Police made several arrests and 17 people were hurt when violence broke out in the northern city of Bilbao after a banned pro-Eta march went ahead illegally.
Pictures of de Juana tied to his hospital bed, published last week, raised tensions across Spain. The emotive case has become a lightning rod for the country's deep political divisions.
The crowd screamed, 'Murderer, murderer' as they stood in the cold to accuse the Socialist government of being soft on ETA, which has killed more than 800 people in its 40-year fight for an independent state in the Basque region.

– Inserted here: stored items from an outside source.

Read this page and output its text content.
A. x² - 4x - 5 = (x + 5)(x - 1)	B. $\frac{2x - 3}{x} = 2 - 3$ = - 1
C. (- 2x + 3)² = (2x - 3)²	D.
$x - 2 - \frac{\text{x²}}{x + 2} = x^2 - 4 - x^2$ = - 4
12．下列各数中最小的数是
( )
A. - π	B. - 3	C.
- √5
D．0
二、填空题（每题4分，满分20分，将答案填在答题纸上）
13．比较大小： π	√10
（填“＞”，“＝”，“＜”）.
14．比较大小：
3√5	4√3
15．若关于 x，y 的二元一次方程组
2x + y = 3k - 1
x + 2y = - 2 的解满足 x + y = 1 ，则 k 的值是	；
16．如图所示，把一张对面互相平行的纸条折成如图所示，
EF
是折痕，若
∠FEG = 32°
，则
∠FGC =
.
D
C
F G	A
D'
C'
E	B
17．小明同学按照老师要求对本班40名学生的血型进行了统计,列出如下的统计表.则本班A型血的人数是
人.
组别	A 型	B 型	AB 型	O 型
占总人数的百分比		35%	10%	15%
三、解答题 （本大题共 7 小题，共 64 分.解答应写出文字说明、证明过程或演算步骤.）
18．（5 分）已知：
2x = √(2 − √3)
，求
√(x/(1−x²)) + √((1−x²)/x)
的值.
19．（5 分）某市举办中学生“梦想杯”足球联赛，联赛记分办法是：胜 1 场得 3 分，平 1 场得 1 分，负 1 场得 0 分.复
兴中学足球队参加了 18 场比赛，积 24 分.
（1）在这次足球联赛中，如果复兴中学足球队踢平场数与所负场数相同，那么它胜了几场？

De Juana was on the verge of release last year when he was charged anew over newspaper articles he wrote from prison that were judged to be threats. He was sentenced to another 13 years in prison, but on 12 February the Spanish Supreme Court reduced this to three. As he had already been in jail for 17 months since the new charges had been filed, he is now eligible for release. De Juana's hunger strike is intended to put pressure on the government to restart peace talks, deadlocked since Eta killed two people in a car bombing at Madrid airport in December. Prime Minister Jose Luis Rodriguez Zapatero has insisted he will not deal with Eta's outlawed political wing, Batasuna, unless it renounces violence.
But The Observer has learnt that the Socialist government has secretly continued to keep channels of communication with Batasuna open in an effort to revive talks. Their efforts have been kept quiet to avoid provoking Eta victims' families and the conservative opposition Popular Party (PP), which is strongly opposed to any dealings with Eta-Batasuna.
Yesterday the Association of Victims of Terrorism held the latest in a series of large demonstrations in Madrid. Its pressure threatens to derail attempts by the government and Batasuna to participate in local elections next May and push forward the peace process, which many fear could lead to the break-up of Spain.
'Zapatero is reopening old wounds: they kept telling us to be patient, that the state will bring the criminals to justice, and now they're talking about giving them everything they want,' said Salvador Ulayar, 42, who as a child saw his father, a former Basque mayor, gunned down by Eta.
However, Juan Mari Olano, leader of the Askatasuna organisation that takes care of Eta prisoners, said the Madrid attack was a wake-up call: 'They [the government] maintained repression and lost time, convinced that Eta was negotiating out of weakness and that with time it would find it more difficult to resume activities, but they were wrong.'
Experts warn that, unless progress is made, a resumption of Eta attacks could be just weeks away.